It's also long; abstracting and commenting on its twists and angles would make a very complicated post. So maybe it's best just to bring it to your attention and let you have at. I may come back to it later, picking at the bits.

Here's the start, a terrific piece of writing in its own right. Note the visuals, note the conclusion (sorry, my asterisk):
It's a few days before Christmas, and Julian Assange has just finished moving to a new hide-out deep in the English countryside. The two-bedroom house, on loan from a WikiLeaks supporter, is comfortable enough, with a big stone fireplace and a porch out back, but it's not as grand as the country estate where he spent the past 363 days under house arrest, waiting for a British court to decide whether he will be extradited to Sweden to face allegations that he sexually molested two women he was briefly involved with in August 2010.

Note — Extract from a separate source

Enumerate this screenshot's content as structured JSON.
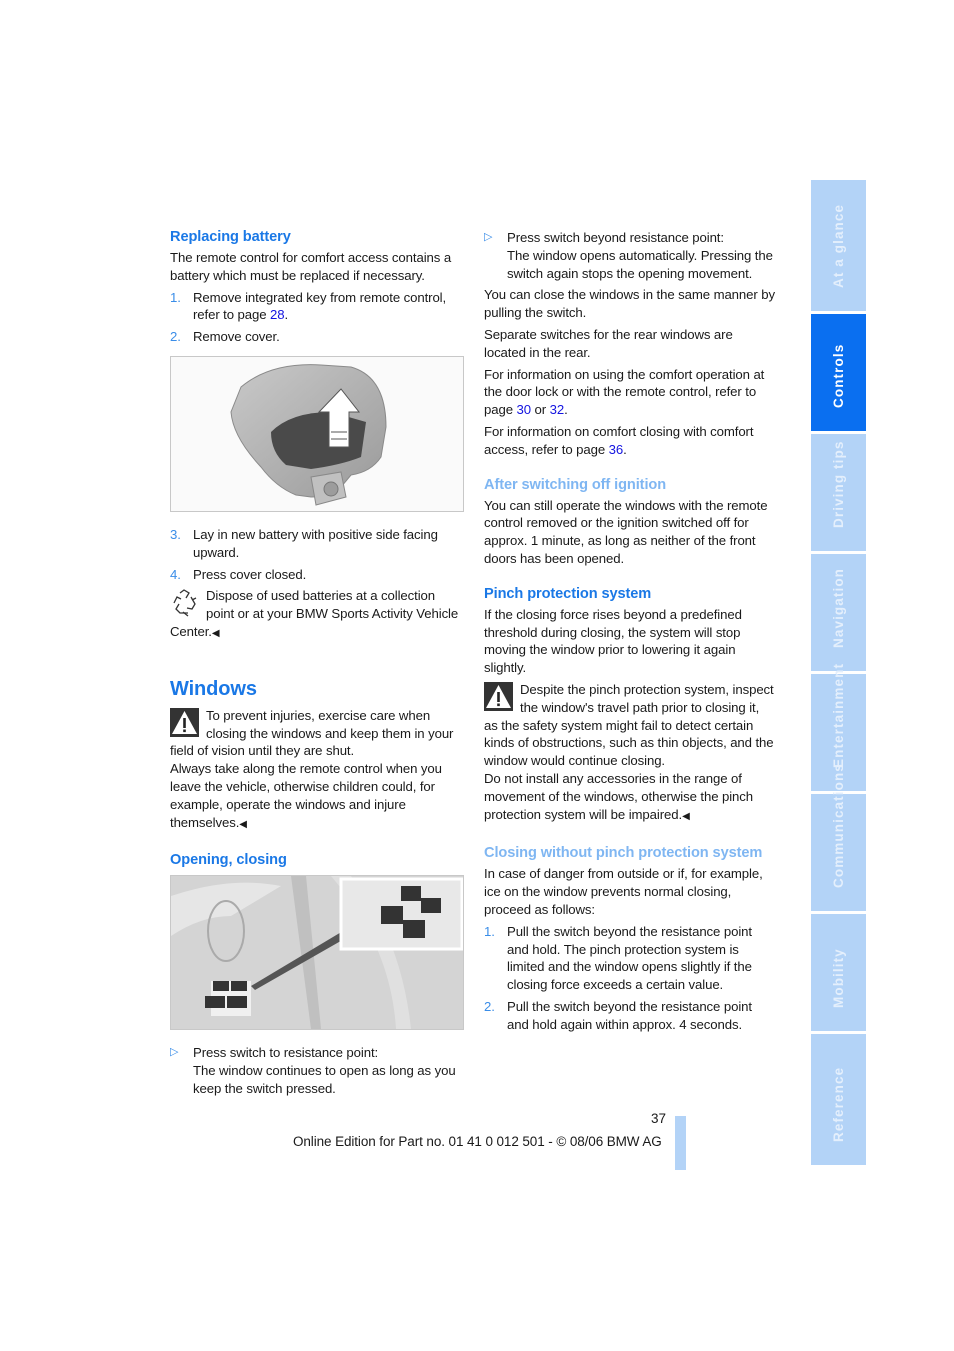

Assange sits on a tattered couch, wearing a wool sweater, dark pants and an electronic manacle around his right ankle, visible only when he crosses his legs. At 40, the WikiLeaks founder comes across more like an embattled rebel commander than a hacker or journalist. He's become better at handling the media – more willing to answer questions than he used to be, less likely to storm off during interviews – but the protracted legal battle has left him isolated, broke and vulnerable. Assange recently spoke to someone he calls a Western "intelligence source," and he asked the official about his fate. Will he ever be a free man again, allowed to return to his native Australia, to come and go as he pleases? "He told me I was f*cked," Assange says.
I've been calling Assange a classic case of "stain on the pavement" material. But maybe they've gotten more sophisticated — death-by-miserable-life, a fate Assange may well share with Bradley Manning. After all, it saves on all that "pressure-washing the concrete" money, and it's more fun for the torturer if the victim lingers, broken.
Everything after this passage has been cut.